Les politiques affichées par le candidat Trump sont susceptibles de réaliser son vœu d’avoir un « stronger dollar ». Une réduction drastique de l’impôt sur les sociétés (de 35 % à 15 %) inciterait les multinationales américaines à rapatrier leurs bénéfices à domicile et, par extension, à augmenter leurs investissements domestiques. Un accroissement du déficit budgétaire, causé par une diminution des revenus et une hausse des dépenses sur l’infrastructure, ferait monter les taux de rendement des obligations publiques. Cela rendrait le dollar d’autant plus attrayant que la Fed relèverait son taux directeur pour contrer l’inflation.

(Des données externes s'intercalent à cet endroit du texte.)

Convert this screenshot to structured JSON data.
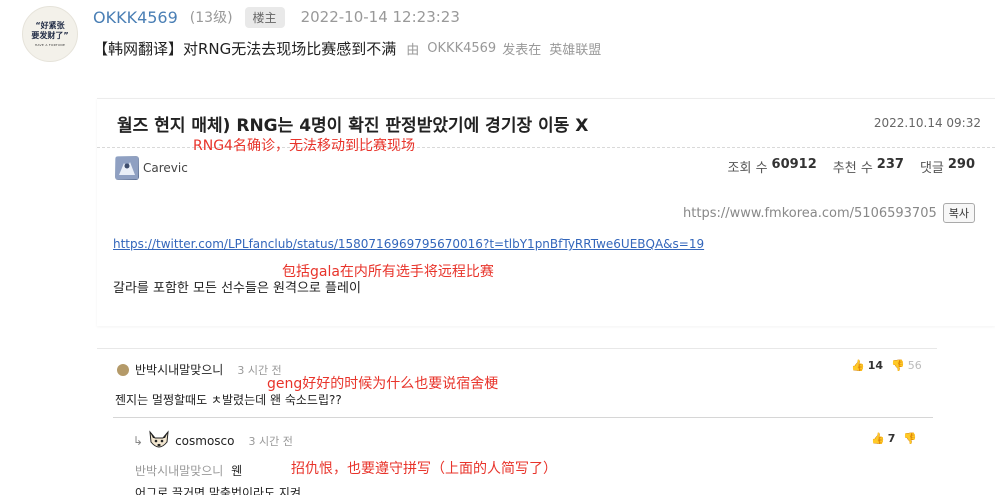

La Banque de Maurice a bien fait de maintenir le sien jeudi dernier. Mais elle doit déjà se préparer à un cycle de resserrement des taux d’intérêt. Les critiques de Trump contre la Fed portent, avec raison, sur la politique de taux proche de zéro appliquée pendant huit ans. La Fed aura à rectifier le tir afin de corriger la perception qu’elle est de mèche avec l’establishment.

C’est ce qu’on attend aussi de la Banque de Maurice. Elle ne saurait résoudre un problème spécifique (l’exportation) par une mesure d’ordre général (le taux d’intérêt) qui affecte tout le monde, plus particulièrement les épargnants et les retraités. Elle doit faire comprendre au ministère des Finances que la relance de l’investissement passe avant tout par une amélioration des critères de « Ease of Doing Business ». Être premier en Afrique, c’est une position toute relative.

Donald Trump sera jugé sur ses actes. D’un président pragmatique qui a mis au placard sa rhétorique de campagne, vient la relativisation des paroles.